- Born: February 22, 1995 (age 30) Stockholm, Sweden
- Height: 5 ft 11 in (180 cm)
- Weight: 168 lb (76 kg; 12 st 0 lb)
- Position: Right wing
- Shoots: Right
- Liiga team Former teams: JYP Jyväskylä Brynäs IF Växjö Lakers Linköping HC Malmö Redhawks
- Playing career: 2013–present

= Adam Brodecki (ice hockey) =

Swedish professional ice hockey player

Adam Brodecki (born February 22, 1995) is a Swedish professional ice hockey player. He is currently playing for the JYP Jyväskylä of the Finnish Liiga.

==Playing career==
Brodecki made his Swedish Hockey League debut playing with Brynäs IF during the 2013–14 SHL season.

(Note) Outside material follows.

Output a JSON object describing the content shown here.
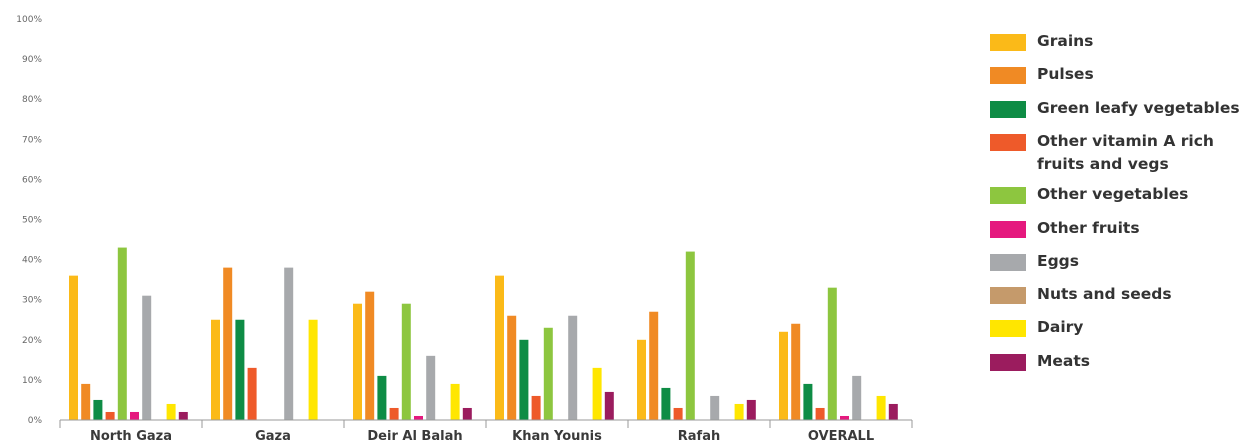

He returned for a second stint with Brynäs IF after three seasons with Växjö Lakers and Linköping HC, signing a one-year deal for the 2019–20 season on 26 August 2019. In his return, Brodecki contributed with 6 goals and 14 points in 37 games before he left the club mid-season in a trade with the Malmö Redhawks while agreeing to a two-year contract extension on 10 February 2020.

On 3 September 2021, Brodecki left the SHL after eight seasons and signed a one-year deal with Finnish Liiga club, JYP Jyväskylä.